The Archdiocesan spokesman says the good sisters just have to take one for the team:

"The pain is being spread around," Tamberg said. "We're losing our headquarters here, and none of the employees got a pay raise this year. This is just part of making it right with the victims, and we all have to share in the process even though none of us -- the nuns, myself -- harmed anybody. All of us as a church have to pay for the sins of a few people."

Well, no. Not everyone has paid. Most particularly, the persons whose duty it was to keep the victims from being victims in the first place have not paid. No episcopal head has been separated from its miter; no senior ecclesiastic (apart from those who attracted the attention of law enforcement agencies) has been dismissed because of bad decisions he made -- and there were plenty of bad decisions.

Remember that story in the LA Times on the appalling history of LA's archdiocesan seminary, St. John's Camarillo? It noted that "about 10% of St. John's graduates reported to have been ordained in the Los Angeles Archdiocese since 1950 -- 65 of roughly 625 -- have been accused of molesting minors." Take a minute to ponder the significance of that number. It represents not just students who happened to attend St. Johns, but graduates. Not just graduates, ordained graduates. Not just ordained graduates, graduates ordained for Los Angeles. And this ten percent refers not to the number of accused abusers in total, but of those accused of abusing minors.

The 2005 article cites a former student who claimed that this same institution given to indiscretions with minors was -- by the sheerest coincidence -- simultaneously burdened by a problem with same-sex unchastity: "Luis Godinez, who briefly attended St. John's in the late 1980s, said he left because he was offended by the promiscuity on campus. He said he often could not use his dorm bathroom at night because it was occupied by men having sex."

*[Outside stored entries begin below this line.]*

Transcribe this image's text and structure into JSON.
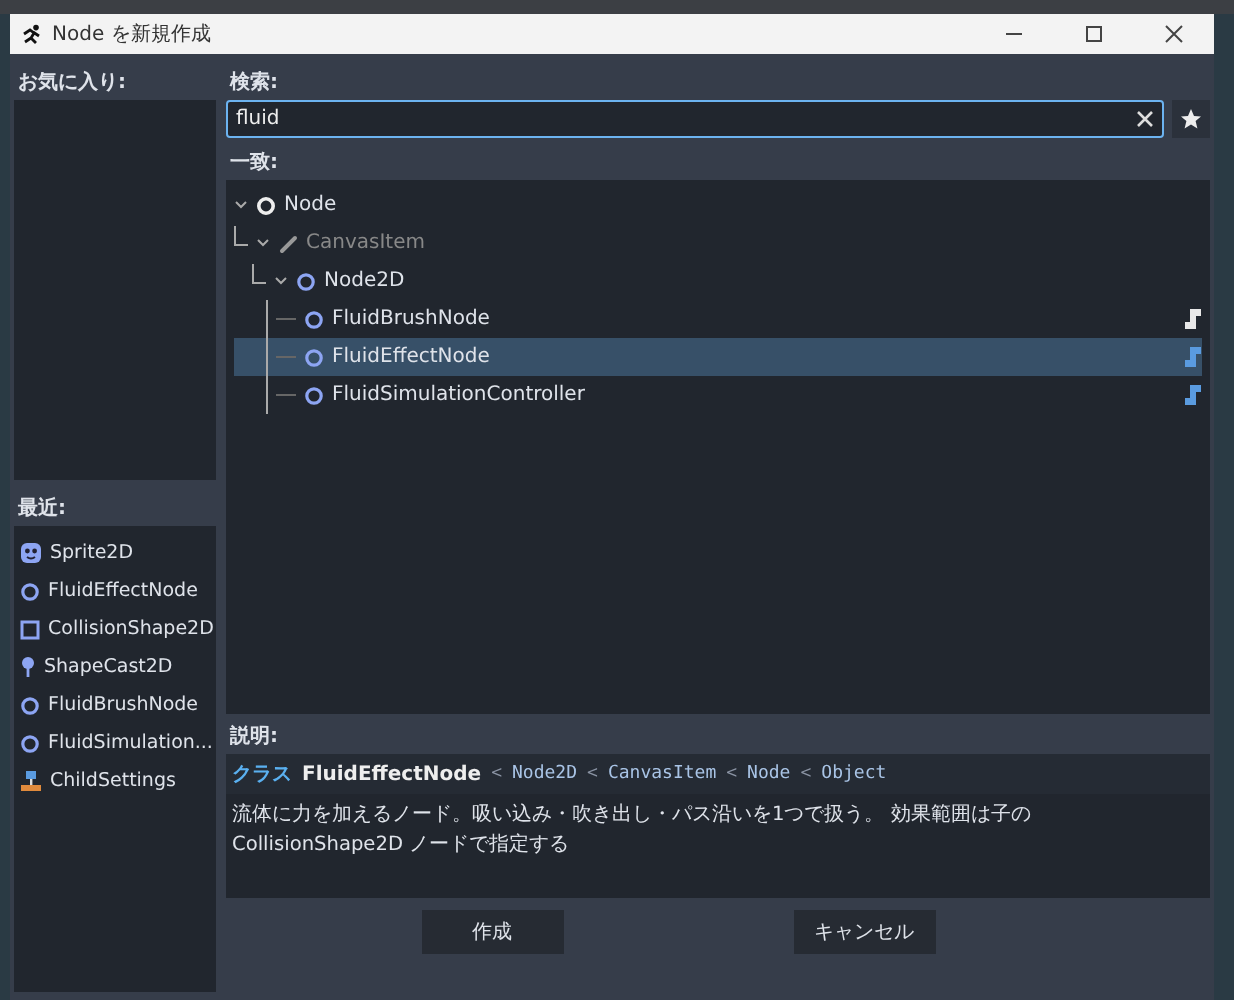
{
  "window": {
    "title": "Node を新規作成"
  },
  "favorites": {
    "label": "お気に入り:"
  },
  "recent": {
    "label": "最近:",
    "items": [
      {
        "label": "Sprite2D",
        "kind": "sprite"
      },
      {
        "label": "FluidEffectNode",
        "kind": "circle"
      },
      {
        "label": "CollisionShape2D",
        "kind": "square"
      },
      {
        "label": "ShapeCast2D",
        "kind": "pin"
      },
      {
        "label": "FluidBrushNode",
        "kind": "circle"
      },
      {
        "label": "FluidSimulation...",
        "kind": "circle"
      },
      {
        "label": "ChildSettings",
        "kind": "settings"
      }
    ]
  },
  "search": {
    "label": "検索:",
    "value": "fluid"
  },
  "matches": {
    "label": "一致:",
    "tree": [
      {
        "label": "Node",
        "kind": "node",
        "disabled": false,
        "selected": false,
        "expanded": true,
        "children": [
          {
            "label": "CanvasItem",
            "kind": "brush",
            "disabled": true,
            "selected": false,
            "expanded": true,
            "children": [
              {
                "label": "Node2D",
                "kind": "circle",
                "disabled": false,
                "selected": false,
                "expanded": true,
                "children": [
                  {
                    "label": "FluidBrushNode",
                    "kind": "circle",
                    "disabled": false,
                    "selected": false,
                    "color": "#e8e8e8"
                  },
                  {
                    "label": "FluidEffectNode",
                    "kind": "circle",
                    "disabled": false,
                    "selected": true,
                    "color": "#5a9be0"
                  },
                  {
                    "label": "FluidSimulationController",
                    "kind": "circle",
                    "disabled": false,
                    "selected": false,
                    "color": "#5a9be0"
                  }
                ]
              }
            ]
          }
        ]
      }
    ]
  },
  "description": {
    "label": "説明:",
    "class_label": "クラス",
    "class_name": "FluidEffectNode",
    "separator": "<",
    "inherits": [
      "Node2D",
      "CanvasItem",
      "Node",
      "Object"
    ],
    "text": "流体に力を加えるノード。吸い込み・吹き出し・パス沿いを1つで扱う。 効果範囲は子の CollisionShape2D ノードで指定する"
  },
  "buttons": [
    {
      "label": "作成"
    },
    {
      "label": "キャンセル"
    }
  ]
}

Incredible. With a record like that, you might think the responsible bishops would be yanked and dispatched to a monastery in the Orkneys, that every administrator and faculty member would be sent packing, that the seminary itself would be dismantled. So tell me: can you think of a single rector, dean, or professor whose career has suffered, much less ended, because of his role in the St. John's fiasco? "The pain is being spread around," says Tamberg. Can't see the trail of tears leading out of Camarillo, Tod my man, and the same goes for your own boss.

In fact, with the exception of nuisances shared with lay functionaries ("none of the employees got a pay raise this year"), it isn't clear that any hardship has been visited by the Archdiocese upon its own senior clergy as a consequence of the payout. Cardinal Mahony has famously described himself as a pioneer in tackling the sex-abuse problem. The frightening possibility is that he actually believes the line, and feels he and his intimates deserve to be rewarded for their accomplishments. He provided us, after all, with forward-thinking clergy like Liuzzi & Stoltz, did he not? Surely that's worth cashing in a convent or two.

"We're just so hurt by this," [Sister Angela] Escalera, the order's local superior, said this week. "And what hurts the most is what the money will be used for, to help pay for the pedophile priests. We have to sacrifice our home for that?"

Let's see that smile, Sister A. God loves a cheerful giver.